Specifically, the “autistic” BTBR mice were hyper-responsive to sound, but their insula response was weaker when sound was paired with touch. So Hensch wonders if the excessive grooming behavior of these mice—long viewed as pathologic—is actually an adaptive response. Could the tactile stimulation of self-grooming be relieving distress in these animals by dampening the insula overreaction to sound or other challenging stimuli? If so, one could speculate that abnormal or self-injurious behaviors in people with autism are their way of trying to deal with their brains’ sensory integration challenges.

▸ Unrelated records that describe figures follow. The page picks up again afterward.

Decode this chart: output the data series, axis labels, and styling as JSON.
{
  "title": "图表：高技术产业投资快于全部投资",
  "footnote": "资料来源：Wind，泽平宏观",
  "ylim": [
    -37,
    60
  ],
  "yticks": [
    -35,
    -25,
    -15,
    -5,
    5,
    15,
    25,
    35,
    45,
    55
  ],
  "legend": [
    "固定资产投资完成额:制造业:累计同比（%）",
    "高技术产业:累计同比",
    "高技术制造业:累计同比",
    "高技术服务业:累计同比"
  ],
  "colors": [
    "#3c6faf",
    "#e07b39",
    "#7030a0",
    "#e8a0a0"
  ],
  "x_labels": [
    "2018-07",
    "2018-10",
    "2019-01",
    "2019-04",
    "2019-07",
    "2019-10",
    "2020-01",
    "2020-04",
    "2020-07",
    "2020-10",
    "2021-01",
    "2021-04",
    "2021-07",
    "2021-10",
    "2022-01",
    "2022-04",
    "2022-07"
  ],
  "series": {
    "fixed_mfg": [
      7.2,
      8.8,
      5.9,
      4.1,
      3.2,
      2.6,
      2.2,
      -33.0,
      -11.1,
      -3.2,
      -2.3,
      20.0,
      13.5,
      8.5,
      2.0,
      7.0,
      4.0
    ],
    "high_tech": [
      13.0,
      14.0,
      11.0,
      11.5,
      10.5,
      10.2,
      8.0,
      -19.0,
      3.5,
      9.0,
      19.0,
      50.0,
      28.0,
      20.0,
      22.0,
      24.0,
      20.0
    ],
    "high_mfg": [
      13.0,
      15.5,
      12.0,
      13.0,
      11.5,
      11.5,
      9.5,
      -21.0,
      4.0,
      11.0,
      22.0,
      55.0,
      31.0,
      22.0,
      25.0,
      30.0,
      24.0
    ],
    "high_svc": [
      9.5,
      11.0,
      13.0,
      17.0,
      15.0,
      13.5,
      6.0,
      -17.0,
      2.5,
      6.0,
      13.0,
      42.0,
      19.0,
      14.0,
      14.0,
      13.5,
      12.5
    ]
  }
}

This line of thought also piques the curiosity of clinicians such as Bridgemohan and Boullard, who often face practical questions on what to do when a child with autism seems over-stimulated. “Does persisting and providing children with multiple stimuli help eventually, or is it better not to do that?” Bridgemohan asks.
Boullard notes that many occupational therapists already operate under the theory that input through one sensory system can be used to override discomfort in another sensory system. For instance, sound or deep pressure touch is employed to try to interfere with chronic pain signals in the nervous system. And autism advocate Temple Grandin has long written about the potentially calming effects of deep pressure touch.
But there is still much to understand about the biological basis of sensory issues in autism or how effective sensory-based therapies are long-term.
“There is no evidence currently of long-term changes in kids’ neurology or long-term improvements from [sensory-based] treatment,” Bridgemohan stresses.
Along with new findings come many new questions. Just as the insula is a node through which countless brain networks pass, the present study brings together many big themes in autism research—sensory issues, socialization, repetitive behaviors, timing of interventions and the excitatory-inhibitory balance in the brain, just to name a few. While some threads in this tangle are starting to come free, they cannot yet be tied up in a neat bow.